• Active & Green
    • Montagne

Turismo lento in Vallecamonica

Per rigenerarsi, stupirsi e ritrovarsi

Se siete appassionati di turismo lento potete provare a percorrere il sentiero della Via Valeriana e la Via di Carlo Magno.

 

La Via Valeriana: un antico tracciato che abbracciava e percorreva l'intera Valle Camonica, dal Lago d'Iseo fino a Edolo, dove si biforca. Da una parte prosegue fino all’Aprica, dall’altra invece porta fino al passo del Tonale, collegando la Valle Camonica con la provincia di Sondrio e con il Trentino.
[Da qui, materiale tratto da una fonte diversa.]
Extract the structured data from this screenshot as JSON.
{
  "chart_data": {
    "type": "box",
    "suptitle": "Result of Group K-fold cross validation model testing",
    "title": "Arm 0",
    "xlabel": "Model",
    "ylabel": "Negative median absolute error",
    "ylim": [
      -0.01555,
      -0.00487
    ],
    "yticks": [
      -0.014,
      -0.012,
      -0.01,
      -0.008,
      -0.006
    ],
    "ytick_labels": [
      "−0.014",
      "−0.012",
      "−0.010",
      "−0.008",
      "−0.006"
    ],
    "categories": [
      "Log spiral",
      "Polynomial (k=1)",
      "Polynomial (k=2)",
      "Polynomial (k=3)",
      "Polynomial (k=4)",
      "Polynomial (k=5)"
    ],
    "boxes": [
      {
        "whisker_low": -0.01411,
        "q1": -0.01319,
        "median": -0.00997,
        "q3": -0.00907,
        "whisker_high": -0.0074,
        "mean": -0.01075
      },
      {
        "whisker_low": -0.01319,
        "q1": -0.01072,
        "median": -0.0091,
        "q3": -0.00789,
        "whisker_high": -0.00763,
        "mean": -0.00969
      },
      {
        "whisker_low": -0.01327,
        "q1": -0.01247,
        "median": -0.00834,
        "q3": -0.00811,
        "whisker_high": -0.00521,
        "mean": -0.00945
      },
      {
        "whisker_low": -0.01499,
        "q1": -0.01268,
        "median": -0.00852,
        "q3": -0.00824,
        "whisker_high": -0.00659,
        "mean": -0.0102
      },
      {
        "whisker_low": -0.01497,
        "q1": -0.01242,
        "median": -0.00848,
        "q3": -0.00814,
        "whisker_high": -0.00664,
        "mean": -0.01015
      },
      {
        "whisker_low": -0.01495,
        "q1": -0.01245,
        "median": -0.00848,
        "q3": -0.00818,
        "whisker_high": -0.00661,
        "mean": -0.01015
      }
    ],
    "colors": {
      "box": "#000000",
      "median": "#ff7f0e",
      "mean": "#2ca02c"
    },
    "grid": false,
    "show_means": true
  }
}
Oggi questo itinerario ripercorre l'antica strada, probabilmente realizzata dal generale Gaio Publio Licinio Valeriano che, trovandosi nel 253 d.C. nella Rezia, antica regione che abbracciava parti di Svizzera, Austria, Trentino-Alto Adige e Lombardia, aveva necessità di una via che permettesse un veloce spostamento dall’Italia fino ai bacini del Reno e del Danubio per radunare le truppe romane. 

Importante crocevia per le comunicazioni tra la pianura padana e la Valle fino alla Rezia, non è però menzionata nei documenti romani. Per questo, eccetto il nome, mancano le evidenze archeologiche che possano contribuire ad accertarne l’origine romana. Alcuni studiosi ritengono infatti che questa strada risalga al periodo medioevale e che il suo nome derivi da “Vallesiana”, cioè "strada di Valle". Riutilizzata nei secoli, divenne nel Medioevo un’importante via di commercio e di trasporto di ferro e pietra estratti dalle montagne della Valle e, successivamente, un passaggio per i pellegrini.
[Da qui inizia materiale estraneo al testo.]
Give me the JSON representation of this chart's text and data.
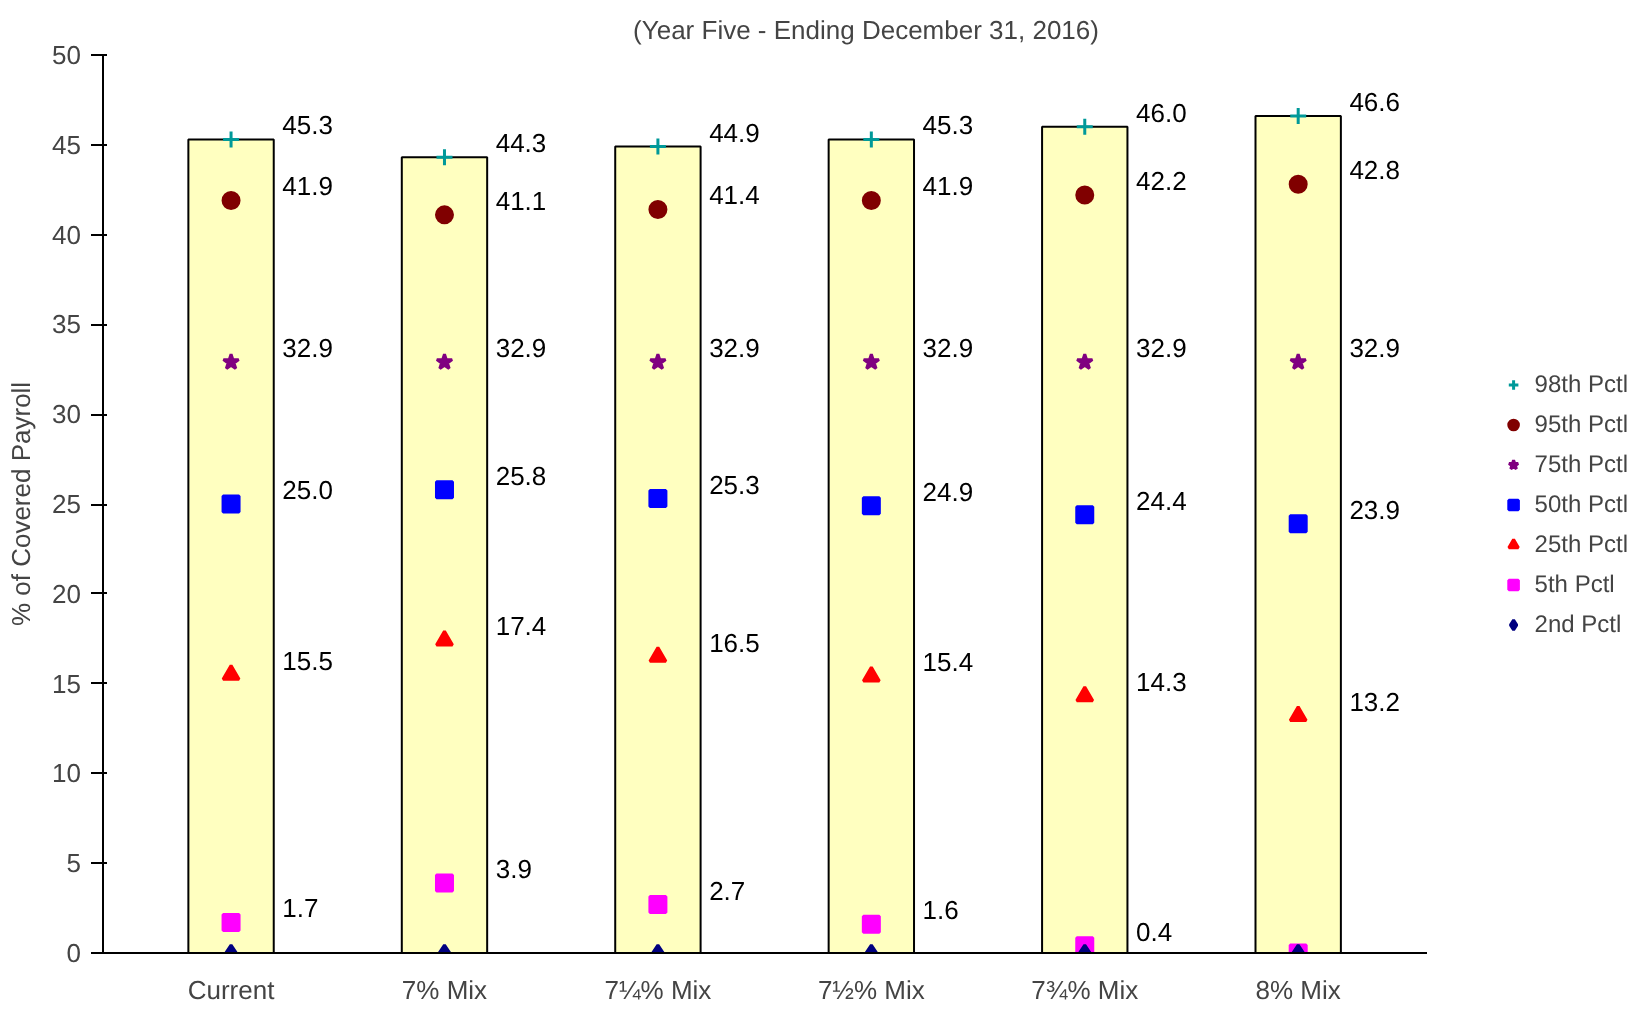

Mentre sulle orme di Carlo Magno in Valle Camonica...
Immaginate di seguire le vestigia di Carlo Magno fra castelli e chiese medievali, lungo un percorso, narrato dalla leggenda, che attraversa i borghi camuni teatro di antiche gesta... 
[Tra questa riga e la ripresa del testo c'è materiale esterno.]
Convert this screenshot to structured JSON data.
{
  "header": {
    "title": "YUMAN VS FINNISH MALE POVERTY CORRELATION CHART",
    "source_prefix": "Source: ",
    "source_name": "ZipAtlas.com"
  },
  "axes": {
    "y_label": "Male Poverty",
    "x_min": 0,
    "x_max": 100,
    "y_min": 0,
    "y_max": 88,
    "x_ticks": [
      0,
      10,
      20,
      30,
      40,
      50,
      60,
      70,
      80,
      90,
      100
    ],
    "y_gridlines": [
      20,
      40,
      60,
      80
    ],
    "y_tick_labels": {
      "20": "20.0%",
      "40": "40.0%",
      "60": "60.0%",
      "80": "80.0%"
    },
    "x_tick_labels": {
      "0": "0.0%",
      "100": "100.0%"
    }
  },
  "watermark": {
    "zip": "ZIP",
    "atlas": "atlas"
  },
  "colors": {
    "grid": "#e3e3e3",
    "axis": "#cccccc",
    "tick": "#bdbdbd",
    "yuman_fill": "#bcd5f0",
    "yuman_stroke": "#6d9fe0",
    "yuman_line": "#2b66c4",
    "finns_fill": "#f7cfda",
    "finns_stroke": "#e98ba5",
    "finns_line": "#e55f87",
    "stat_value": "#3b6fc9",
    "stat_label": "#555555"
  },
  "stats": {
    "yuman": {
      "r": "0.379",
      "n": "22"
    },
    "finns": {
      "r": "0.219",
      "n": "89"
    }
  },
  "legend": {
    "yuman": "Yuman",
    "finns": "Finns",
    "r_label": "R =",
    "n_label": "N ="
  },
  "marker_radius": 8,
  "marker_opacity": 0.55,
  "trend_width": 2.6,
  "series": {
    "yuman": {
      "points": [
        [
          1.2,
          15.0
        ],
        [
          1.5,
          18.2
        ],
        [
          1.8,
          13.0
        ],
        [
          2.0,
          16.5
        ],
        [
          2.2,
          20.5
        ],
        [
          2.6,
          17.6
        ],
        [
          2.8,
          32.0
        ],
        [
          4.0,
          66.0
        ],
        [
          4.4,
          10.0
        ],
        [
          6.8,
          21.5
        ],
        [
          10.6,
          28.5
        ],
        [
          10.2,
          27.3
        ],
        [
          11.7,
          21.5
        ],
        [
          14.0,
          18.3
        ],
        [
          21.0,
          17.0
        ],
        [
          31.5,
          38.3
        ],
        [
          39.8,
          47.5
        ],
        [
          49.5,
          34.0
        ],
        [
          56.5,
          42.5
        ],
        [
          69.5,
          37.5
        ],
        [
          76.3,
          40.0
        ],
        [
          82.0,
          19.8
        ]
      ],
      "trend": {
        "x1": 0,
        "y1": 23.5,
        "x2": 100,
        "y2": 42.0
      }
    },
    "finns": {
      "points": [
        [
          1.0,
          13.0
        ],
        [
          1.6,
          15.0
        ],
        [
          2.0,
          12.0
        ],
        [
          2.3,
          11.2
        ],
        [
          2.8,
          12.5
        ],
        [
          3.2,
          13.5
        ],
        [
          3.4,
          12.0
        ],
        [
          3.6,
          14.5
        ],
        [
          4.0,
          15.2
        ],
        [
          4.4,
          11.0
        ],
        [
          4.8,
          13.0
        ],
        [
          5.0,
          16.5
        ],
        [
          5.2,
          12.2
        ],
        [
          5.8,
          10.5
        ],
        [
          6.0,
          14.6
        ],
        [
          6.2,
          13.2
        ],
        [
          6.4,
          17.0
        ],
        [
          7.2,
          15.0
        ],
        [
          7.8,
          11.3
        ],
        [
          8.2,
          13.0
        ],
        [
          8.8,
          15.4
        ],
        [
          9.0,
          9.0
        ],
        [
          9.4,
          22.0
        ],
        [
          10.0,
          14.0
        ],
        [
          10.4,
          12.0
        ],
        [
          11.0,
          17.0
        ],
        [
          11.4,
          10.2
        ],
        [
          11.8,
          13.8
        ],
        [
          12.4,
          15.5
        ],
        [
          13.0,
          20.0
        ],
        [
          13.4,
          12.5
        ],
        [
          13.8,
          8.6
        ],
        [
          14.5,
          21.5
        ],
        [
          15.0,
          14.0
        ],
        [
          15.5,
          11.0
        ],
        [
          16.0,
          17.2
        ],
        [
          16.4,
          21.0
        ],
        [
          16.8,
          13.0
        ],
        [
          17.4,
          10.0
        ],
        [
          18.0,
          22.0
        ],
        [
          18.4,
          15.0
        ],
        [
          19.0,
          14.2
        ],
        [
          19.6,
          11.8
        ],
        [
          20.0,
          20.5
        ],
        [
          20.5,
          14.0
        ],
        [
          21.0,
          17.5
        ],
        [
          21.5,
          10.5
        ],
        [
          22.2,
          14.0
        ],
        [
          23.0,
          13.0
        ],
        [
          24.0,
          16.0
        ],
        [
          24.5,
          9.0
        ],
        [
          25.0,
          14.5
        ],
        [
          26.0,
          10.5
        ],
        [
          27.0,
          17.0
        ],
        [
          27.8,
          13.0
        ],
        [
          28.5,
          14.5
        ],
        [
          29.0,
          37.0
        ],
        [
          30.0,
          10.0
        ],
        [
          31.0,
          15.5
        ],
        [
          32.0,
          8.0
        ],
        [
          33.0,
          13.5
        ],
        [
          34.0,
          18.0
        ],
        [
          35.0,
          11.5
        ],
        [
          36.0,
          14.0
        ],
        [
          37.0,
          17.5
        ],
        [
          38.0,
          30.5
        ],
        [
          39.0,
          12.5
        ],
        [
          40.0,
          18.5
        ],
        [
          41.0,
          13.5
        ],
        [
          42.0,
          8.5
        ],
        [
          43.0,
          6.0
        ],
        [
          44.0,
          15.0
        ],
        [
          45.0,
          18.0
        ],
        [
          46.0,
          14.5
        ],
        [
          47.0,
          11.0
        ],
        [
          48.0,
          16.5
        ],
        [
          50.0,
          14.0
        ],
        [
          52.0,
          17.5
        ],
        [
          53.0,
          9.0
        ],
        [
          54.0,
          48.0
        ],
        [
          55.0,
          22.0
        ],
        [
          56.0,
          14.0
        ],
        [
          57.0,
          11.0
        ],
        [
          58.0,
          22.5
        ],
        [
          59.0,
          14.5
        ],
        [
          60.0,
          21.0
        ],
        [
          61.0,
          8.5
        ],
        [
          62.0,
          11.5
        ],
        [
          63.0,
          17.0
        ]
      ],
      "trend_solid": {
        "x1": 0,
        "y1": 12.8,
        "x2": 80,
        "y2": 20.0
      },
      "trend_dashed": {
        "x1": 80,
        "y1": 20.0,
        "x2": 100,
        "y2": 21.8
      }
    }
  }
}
Con la Donazione del 774, Carlo Magno infeudava la Valle Camonica, recentemente conquistata, al monastero di San Martino di Marmoutier che, nei decenni successivi, vi introdurrà e consoliderà il cristianesimo fondando numerose chiese e cappelle. 

Ma un'antica leggenda trasfigura questa realtà, narrando le gesta di Carlo Magno che, attraversando tutta la valle, conquista i castelli dei signori locali inducendoli, o costringendoli, alla conversione. Per celebrare le vittorie, ma, soprattutto, la vittoria della Vera Fede, Carlo Magno fa erigere una serie di chiese cui i sette vescovi che lo accompagnano concedono ricche doti di indulgenze.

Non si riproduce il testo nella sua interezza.